Fostering Psychological Safety for Interpersonal Learning in Neurodiverse Software Teams

Published in Conference for Research on Equitable and Sustained Participation in Engineering, Computing, and Technology (RESPECT), 2025

Recommended citation: Darren Butler. 2025. Fostering Psychological Safety for Interpersonal Learning in Neurodiverse Software Teams. In Proceedings of the 2025 Conference for Research on Equitable and Sustained Participation in Engineering, Computing, and Technology (RESPECT 2025), July 14–16, 2025, Newark, NJ, USA . ACM, New York, NY, USA, 5 pages. https://doi.org/10.1145/3704637.3734749 http://darrendbutler.github.io/files/RESPECT_Doctoral_Consortium_Research_Summary.pdf

Abstract: In software engineering, psychological safety is the shared belief that team members feel safe to take interpersonal risks in the workplace. Psychological safety plays an essential role in communication, especially in tightly coupled team activities like mob programming (i.e., mobbing), in which three or more team members develop software together. Mobbing requires members to play different roles while suggesting and digesting new ideas, which makes them particularly vulnerable to interpersonal risk. Autistic software engineers can struggle with mob programming, as they experience high levels of anxiety and stress when communicating with others due to their different cognitive and communication styles \cite{cageBurntOutDropping2022}. A collaborative space that allows autistic team members to flexibly communicate in neurodiverse teams can increase the psychological safety and accessibility of collaborative software development.

To identify tools and practices that foster psychological safety in neurodiverse collaborative mob programming, I will conduct a series of mixed-method, design-based studies. First, I conduct a survey and interview study to uncover the relationship between neurodivergent cognitive and communication traits and psychological safety in teams. Second, I generate design principles for psychological safety through the iterative design and evaluation of a neuroinclusive digital collaboration space. Third, I evaluate the impact of these design principles through an experiment with majority, minority and all neurodivergent teams.

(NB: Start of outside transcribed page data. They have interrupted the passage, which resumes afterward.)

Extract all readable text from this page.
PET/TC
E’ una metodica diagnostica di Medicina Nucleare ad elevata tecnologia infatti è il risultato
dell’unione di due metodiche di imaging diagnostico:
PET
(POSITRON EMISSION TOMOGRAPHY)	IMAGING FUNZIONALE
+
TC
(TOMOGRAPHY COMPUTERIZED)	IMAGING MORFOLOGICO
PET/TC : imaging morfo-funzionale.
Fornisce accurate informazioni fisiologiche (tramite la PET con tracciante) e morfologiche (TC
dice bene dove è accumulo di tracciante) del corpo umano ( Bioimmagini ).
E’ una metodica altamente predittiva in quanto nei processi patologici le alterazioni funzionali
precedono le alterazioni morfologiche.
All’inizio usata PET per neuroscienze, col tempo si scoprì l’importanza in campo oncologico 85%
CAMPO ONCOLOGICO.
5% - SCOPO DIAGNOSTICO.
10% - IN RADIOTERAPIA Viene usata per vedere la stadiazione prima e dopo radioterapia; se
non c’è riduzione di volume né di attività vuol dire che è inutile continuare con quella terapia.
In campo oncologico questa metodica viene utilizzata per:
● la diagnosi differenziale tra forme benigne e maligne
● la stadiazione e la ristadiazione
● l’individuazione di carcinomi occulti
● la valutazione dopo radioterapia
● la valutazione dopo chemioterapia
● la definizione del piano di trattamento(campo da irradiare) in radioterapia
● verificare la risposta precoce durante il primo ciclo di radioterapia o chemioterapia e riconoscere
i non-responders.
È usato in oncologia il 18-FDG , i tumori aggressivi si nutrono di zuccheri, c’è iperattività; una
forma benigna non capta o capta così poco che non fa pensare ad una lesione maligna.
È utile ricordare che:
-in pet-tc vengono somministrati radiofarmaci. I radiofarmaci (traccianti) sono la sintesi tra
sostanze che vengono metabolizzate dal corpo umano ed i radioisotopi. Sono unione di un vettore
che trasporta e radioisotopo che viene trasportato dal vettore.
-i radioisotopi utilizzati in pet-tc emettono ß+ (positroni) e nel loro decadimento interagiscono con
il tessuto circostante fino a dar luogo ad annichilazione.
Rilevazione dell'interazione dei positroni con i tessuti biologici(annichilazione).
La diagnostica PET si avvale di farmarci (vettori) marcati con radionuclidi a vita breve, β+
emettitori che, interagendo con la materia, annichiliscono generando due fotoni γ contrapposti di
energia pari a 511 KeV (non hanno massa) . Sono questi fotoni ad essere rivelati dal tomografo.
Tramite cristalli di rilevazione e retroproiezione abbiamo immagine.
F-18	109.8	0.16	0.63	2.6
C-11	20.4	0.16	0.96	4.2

My work makes the following contributions to accessible software engineering education and practice: 1) Novel descriptions of psychological safety relating to neurodivergent cognitive and communication attributes; 2) design principles for fostering psychological safety in collaborative software development teams; 3) a software development tool that scaffolds psychologically safe mobbing in neurodiverse software teams.